McHenry County Court lags behind neighbors in camera issue

McHenry County Court lags behind neighbors in camera issue

Published: Monday, Oct. 14, 2013 5:30 a.m. CDT

(Continued from Page 1)

When it comes to news media cameras in McHenry County courtrooms, the bottom line is simple: Don’t hold your breath.

Although extended media coverage is moving into the collar counties and several others, McHenry County court officials say they are in a wait-and-see mode. Wait for potential problems to arise in other circuits and see how they address them.

“The biggest issue is that it’s a change in philosophy,” McHenry County’s 22nd Circuit Court Administrator Dan Wallis said. “For over 100 years, cameras weren’t allowed in courtrooms and very suddenly there was an announcement from the Chief Justice [Thomas Kilbride] allowing them.

“It’s new and it’s different,” Wallis said.

The Illinois Supreme Court created a pilot program in January 2012, allowing still photography and video cameras, although on a limited basis. Illinois has allowed news cameras in the Supreme Court and appellate courts since 1983, but was one of 14 states where cameras in trial courtrooms were not allowed or were restricted so much that they were hardly used.
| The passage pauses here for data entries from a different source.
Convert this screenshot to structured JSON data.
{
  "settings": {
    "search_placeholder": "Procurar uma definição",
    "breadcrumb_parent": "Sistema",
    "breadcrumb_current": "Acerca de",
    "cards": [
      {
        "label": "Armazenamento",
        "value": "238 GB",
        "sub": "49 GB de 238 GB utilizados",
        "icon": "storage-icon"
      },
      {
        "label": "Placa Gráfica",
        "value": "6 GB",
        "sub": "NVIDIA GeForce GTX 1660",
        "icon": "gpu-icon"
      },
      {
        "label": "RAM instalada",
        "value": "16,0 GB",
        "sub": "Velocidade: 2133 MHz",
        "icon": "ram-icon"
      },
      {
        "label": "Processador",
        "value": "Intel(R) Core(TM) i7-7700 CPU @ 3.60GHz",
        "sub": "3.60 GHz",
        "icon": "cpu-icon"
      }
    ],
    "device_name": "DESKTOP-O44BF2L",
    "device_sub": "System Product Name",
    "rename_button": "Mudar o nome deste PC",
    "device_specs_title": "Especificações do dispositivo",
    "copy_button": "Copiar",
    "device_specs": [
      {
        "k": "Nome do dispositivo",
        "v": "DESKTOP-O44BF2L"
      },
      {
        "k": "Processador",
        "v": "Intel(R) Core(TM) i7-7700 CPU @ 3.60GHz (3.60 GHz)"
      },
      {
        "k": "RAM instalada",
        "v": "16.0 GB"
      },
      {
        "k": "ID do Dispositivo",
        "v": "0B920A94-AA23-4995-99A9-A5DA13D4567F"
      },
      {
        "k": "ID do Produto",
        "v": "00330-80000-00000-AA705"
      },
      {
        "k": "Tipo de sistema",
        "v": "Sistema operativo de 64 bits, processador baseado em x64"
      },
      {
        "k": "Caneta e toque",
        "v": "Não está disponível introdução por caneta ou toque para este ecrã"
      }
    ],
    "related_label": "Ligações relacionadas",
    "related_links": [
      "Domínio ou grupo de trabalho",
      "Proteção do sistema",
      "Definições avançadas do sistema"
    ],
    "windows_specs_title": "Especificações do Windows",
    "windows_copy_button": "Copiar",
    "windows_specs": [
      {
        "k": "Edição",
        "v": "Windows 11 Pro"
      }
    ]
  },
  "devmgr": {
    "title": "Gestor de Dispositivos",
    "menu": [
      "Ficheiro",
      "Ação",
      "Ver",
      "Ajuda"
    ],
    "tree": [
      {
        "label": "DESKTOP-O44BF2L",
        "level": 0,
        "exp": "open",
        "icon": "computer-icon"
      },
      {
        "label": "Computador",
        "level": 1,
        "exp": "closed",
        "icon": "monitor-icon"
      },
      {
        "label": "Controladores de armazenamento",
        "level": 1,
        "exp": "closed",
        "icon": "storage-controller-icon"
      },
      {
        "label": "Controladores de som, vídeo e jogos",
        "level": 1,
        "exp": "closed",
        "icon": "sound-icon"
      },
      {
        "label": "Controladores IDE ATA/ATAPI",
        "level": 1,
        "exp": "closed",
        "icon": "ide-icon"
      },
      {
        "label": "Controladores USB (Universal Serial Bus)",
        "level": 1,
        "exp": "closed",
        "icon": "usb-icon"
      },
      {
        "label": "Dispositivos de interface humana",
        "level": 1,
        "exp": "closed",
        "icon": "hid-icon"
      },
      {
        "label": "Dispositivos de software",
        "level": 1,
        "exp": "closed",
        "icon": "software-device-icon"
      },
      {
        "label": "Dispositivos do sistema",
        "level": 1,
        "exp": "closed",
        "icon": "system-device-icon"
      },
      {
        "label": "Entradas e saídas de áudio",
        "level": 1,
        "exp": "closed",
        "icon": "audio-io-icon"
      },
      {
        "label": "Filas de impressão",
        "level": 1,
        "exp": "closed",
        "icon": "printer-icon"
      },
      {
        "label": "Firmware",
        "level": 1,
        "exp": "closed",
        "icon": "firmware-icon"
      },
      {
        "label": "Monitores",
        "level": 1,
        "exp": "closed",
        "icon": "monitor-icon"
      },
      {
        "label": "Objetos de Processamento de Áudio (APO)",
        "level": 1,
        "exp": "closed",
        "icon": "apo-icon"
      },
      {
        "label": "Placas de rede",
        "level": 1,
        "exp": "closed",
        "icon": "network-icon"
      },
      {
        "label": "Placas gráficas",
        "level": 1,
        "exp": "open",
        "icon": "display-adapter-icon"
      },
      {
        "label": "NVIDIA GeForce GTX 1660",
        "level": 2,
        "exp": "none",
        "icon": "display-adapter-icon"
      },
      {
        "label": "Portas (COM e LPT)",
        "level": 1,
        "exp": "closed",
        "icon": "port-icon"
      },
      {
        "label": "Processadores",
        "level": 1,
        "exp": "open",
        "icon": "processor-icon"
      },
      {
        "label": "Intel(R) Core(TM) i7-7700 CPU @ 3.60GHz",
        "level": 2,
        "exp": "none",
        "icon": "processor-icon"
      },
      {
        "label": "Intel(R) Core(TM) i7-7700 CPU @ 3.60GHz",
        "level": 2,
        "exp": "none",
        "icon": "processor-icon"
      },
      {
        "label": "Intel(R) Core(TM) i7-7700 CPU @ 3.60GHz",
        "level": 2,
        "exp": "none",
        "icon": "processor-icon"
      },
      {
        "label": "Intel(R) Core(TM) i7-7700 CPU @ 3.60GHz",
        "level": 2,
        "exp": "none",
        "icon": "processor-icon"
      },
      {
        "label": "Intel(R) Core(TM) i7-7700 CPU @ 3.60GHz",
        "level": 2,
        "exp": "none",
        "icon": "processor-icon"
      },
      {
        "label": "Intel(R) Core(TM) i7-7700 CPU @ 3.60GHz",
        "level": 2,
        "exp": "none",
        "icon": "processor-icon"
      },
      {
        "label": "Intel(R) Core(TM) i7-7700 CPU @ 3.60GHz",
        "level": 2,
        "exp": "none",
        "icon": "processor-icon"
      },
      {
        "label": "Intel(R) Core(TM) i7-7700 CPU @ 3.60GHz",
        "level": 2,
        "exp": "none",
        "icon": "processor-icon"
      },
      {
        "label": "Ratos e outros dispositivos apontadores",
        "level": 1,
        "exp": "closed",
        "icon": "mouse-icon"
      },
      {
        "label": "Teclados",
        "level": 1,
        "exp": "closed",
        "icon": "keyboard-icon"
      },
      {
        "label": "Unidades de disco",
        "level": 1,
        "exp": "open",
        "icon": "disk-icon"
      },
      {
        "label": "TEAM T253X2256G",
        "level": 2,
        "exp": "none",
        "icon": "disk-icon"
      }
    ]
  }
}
There are apprehensions, Wallis said, that cameras would affect the decorum of a courtroom; concerns for safety of judges, attorneys and witnesses; legal questions that need to be answered; and a possible “chilling effect” a camera’s lens would have on witnesses.

Wallis said the 22nd Circuit continues to evaluate cameras and listen to feedback from other circuits, but he wouldn’t put a timetable on when – or if – cameras would someday capture the inside of McHenry County courtrooms.

But perhaps successes in neighboring counties could push efforts along here.

DuPage County was one of the first major judicial circuits to allow cameras. There, the complaints have been but a few. Tony Capriolo, media coordinator for DuPage and Kane counties, says courtroom stakeholders hardly notice the cameras.

“As it’s implemented … we’re finding it’s not nearly the problem everyone thought it would be,” Capriolo said. “I think what most people are finding is that once you get started, everyone does their job.”

Kane County’s 16th Circuit only recently applied for and was approved by the Supreme Court to allow media cameras. But Kane has had too few cases that had camera coverage to get a full grasp of any potential problems.

Kane County State’s Attorney Joseph McMahon said he had his reservations, but didn’t stand in the way.

“What I like about this rule is that the Supreme Court has adopted and allowed cameras to come into the courtroom to give members of the public much greater access to what goes on in their courtroom on a daily basis,” he said.

“That’s who I represent. We represent [the public] in the system. It helps them understand the work of their judicial system.”

But McMahon was quick to add, “That doesn’t mean I don’t have concerns.”

Some local attorneys are coming on board, too. Criminal defense attorney Robert Deters, with McHenry County-based Botto Gilbert Gehris Lancaster law firm, believes cameras in all courtrooms are inevitable.

“I, for one, don’t mind the transparency they bring to the judicial system,” he said.

“I understand that public perception of a criminal defendant can be easily swayed, but the courtroom is a public place – anybody can go in and look at anything going on. A picture or a camera does no less than what your two eyes can do.”

Still, not everyone is convinced. DeKalb and Kane County criminal defense attorney J. Brick Van Der Snick unsuccessfully challenged extended media coverage leading up to a trial of Northern Illinois University college students charged in the hazing death of a fraternity brother.

Van Der Snick represents one of the students, and he didn’t want his client’s case to be the first major test of DeKalb County’s extended media coverage.

The attorney argued that the added media coverage would make it nearly impossible to select an impartial jury.

“I think that it affects the defendant, it affects the case, and I’m opposed to it,” Van Der Snick said. “How are we to get a jury pool of 12 fair and impartial jurors? That’s why I’m opposed to it.”

In courtrooms where media cameras are allowed, trial judges ultimately have the final say about what can and cannot be filmed. Judges also can end photographic or electronic media coverage at any time if they find that the rules have been violated.

All witnesses may object before the court proceeding and file written paperwork, but the judge ultimately will rule on the issue. In cases where sexual abuse is alleged, there will be no recording or photos of the victim’s testimony unless the victim consents.

The Supreme Court also limited what can and cannot be filmed. Jurors are off limits, as are juvenile, divorce, adoption, child custody, evidence suppression or trade secret cases.

Individual judicial circuits also can tailor specific rules to themselves.

“When the time come for this to be mandated … when that time comes, McHenry County could have those rules foisted upon them. I would personally want to be part of that process,” Capriolo said.